Надо похоронить Толю немедленно. Хорошо бы выкопать могилу возле того стожка, где его достал осколок. Ничего, что стожок сгорел. Пепел тоже отметка: там долгое время будет чернеть земля.
Едва Вихорев успел прикрыть крышку погреба, как вражеская мина ударила в то место, где был стожок, подняла густой серый столб пепла. Показалось, что прилетела мина действительно из-за того хуторка возле вражеских позиций, где две детские люльки, запах малосольных огурцов и иконка в переднем углу под домотканым рушничком.
Если бы Толя сразу поджег хуторок... Если бы не разговорился со старым немцам, у которого остались дома одинокие внуки... Если бы не пожалел детских колыбелек... Тогда нашим минометчикам ничто не мешало бы накрыть вражескую позицию. И, наверно не попали бы вражеские мины в стожок. Толя был бы жив... И сам стожок не сгорел бы...
Телефон зазвонил, когда санинструктор и связной командира, выбрав момент, вылезли с лопатами из погреба и начали рыть могилу. Говорил тот же ПНШ-2, который не так давно просил мыла.
- Слушай, старшой!
- Слушаю.
- Начальник штаба приказал явиться на оперативное совещание. Немедленно!
- Да у нас тут нельзя головы поднять.
- Ничего. Проползешь!
Приказ есть приказ. Неожиданный, правда, и довольно странный: кто это собирает совещание средь бела дня? Но у штаба полка свои соображения.
У Виктора тревожно екнуло сердце. Что это - страх? Он решительно откинул люк погреба, почти в полный рост подошел к санинструктору и связному, которые, стоя на коленях, копали продолговатую, как парная огневая ячейка, ямку.
- Пошли, хлопцы, со мной! Вызывают в штаб.
Те положили лопаты на свежую сырую землю, что успели набросать, взяли автоматы.
- В штаб так в штаб! - сказал санинструктор с погонами старшины на вылинявшей и мокрой от пота гимнастерке. - Жарковато будет по дороге!

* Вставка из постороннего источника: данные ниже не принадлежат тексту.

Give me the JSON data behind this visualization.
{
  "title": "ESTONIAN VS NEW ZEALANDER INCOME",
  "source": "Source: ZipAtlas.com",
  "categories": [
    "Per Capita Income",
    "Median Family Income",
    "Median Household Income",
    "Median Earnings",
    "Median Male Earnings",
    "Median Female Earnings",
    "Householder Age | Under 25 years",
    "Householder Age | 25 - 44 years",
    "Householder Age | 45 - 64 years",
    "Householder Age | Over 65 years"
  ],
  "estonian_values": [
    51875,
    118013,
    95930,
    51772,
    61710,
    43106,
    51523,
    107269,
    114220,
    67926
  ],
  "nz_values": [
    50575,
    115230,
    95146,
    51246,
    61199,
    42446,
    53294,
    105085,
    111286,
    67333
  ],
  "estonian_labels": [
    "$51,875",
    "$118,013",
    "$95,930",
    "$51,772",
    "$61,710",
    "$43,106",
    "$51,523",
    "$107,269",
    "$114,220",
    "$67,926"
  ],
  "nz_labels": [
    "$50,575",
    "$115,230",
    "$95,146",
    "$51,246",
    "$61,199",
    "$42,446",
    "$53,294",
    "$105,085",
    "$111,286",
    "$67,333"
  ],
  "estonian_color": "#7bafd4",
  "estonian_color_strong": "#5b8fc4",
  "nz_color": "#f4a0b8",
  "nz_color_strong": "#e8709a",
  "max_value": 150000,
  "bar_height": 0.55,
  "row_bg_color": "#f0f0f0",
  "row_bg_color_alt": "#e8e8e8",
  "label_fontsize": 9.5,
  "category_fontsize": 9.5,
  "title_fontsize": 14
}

"Проползем!" - хотел повторить Виктор слова ПНШ-2, но сказал другое:
- Если вражеские "кукушки" близко, то лучше рывком с места и резкими зигзагами попробовать запутать снайперов.
Ощутил давно знакомые толчки крови в висках, заныло сердце. Такое состояние каждый раз возникало перед атаками, но быстро исчезало, когда подступал грозный момент. Виктор был уверен, что и теперь боль утихнет, стоит им двинуться в дорогу. Жажда жизни всегда побеждала. Победит и на этот раз.